You can choose an optimistic locking strategy or something else but you’ll need one.  A sure sign that you have it right is that the failure mode is obvious, and the recovery is equally obvious. 

I once had a conversation with Jim Gray where I told him how ironic it was to me that the only reason transactions could ever succeed at all in a hot system was that they had the option of failing.  Delicious irony that.

Remember, even data from a proxy isn’t really live.  It’s an illusion.  The moment you say “var x = provider.X;”  your ‘x’ is already potentially stale by the time it’s assigned.  Potentially stale data is the norm, it’s just a question of how stale and how do you recover.
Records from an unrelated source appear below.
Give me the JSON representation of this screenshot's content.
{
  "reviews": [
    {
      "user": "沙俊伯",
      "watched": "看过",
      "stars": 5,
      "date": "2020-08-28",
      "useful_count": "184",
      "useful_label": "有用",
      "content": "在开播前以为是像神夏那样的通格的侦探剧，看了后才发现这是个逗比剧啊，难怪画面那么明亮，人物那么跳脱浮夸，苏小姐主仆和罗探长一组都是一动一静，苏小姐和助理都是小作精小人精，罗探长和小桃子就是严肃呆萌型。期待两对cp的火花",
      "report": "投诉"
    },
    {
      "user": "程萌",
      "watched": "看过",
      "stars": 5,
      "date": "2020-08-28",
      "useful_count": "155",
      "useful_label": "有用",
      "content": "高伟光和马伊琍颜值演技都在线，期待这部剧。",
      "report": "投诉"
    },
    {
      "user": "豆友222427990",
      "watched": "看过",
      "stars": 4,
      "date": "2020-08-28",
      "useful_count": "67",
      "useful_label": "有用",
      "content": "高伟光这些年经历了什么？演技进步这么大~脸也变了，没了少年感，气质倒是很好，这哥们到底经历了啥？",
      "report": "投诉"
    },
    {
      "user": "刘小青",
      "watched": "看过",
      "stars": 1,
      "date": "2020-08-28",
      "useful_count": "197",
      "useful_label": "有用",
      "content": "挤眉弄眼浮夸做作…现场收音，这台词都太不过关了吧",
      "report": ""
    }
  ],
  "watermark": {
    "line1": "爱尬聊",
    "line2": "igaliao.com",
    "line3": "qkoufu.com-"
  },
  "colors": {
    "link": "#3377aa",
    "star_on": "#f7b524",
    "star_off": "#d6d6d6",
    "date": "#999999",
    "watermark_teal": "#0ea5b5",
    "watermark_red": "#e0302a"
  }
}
That means some kind of isolation and locking choice is mandatory.

3. Don’t forget the queries

Even if you did everything else completely correctly you’ve still only built half the system if all you can do is read and modify entities.  The OLAP part of your system will want to do bulk reads like “find me all the photos for this week”.  When doing these types of accesses it is vital to take advantage of their read aspect.  Do not create transactable objects just bring back the necessary data in a raw form.  Simple arrays of primitives are the best choice; they have the smallest overheads.  Do not require multiple round-trips to get commonly required data or the fixed cost of the round trip will end up dwarfing the actual work you're trying to do.

These queries are supposed to represent a snapshot in time according to whatever isolation model your data has (which comes back to the requirements created by your use cases and your unit of work).  If you force people to use your object interface to read raw data you will suffer horrible performance and you will likely have logically inconsistent views of your data.  Don’t do that.

One of the reasons that systems like Linq to SQL were as successful as they were (from various perspectives I think) is that they obeyed these general guidelines:

  • you can get a small amount of data or a large amount of data
  • you can get objects or just data
  • you can write back data chunks in units of your choice
  • the failure mode for read/writes is clear, easy to deal with, and in-your-face (yes, reads can fail, too)

Other data layers, while less general no doubt, would do well to follow the same set of rules.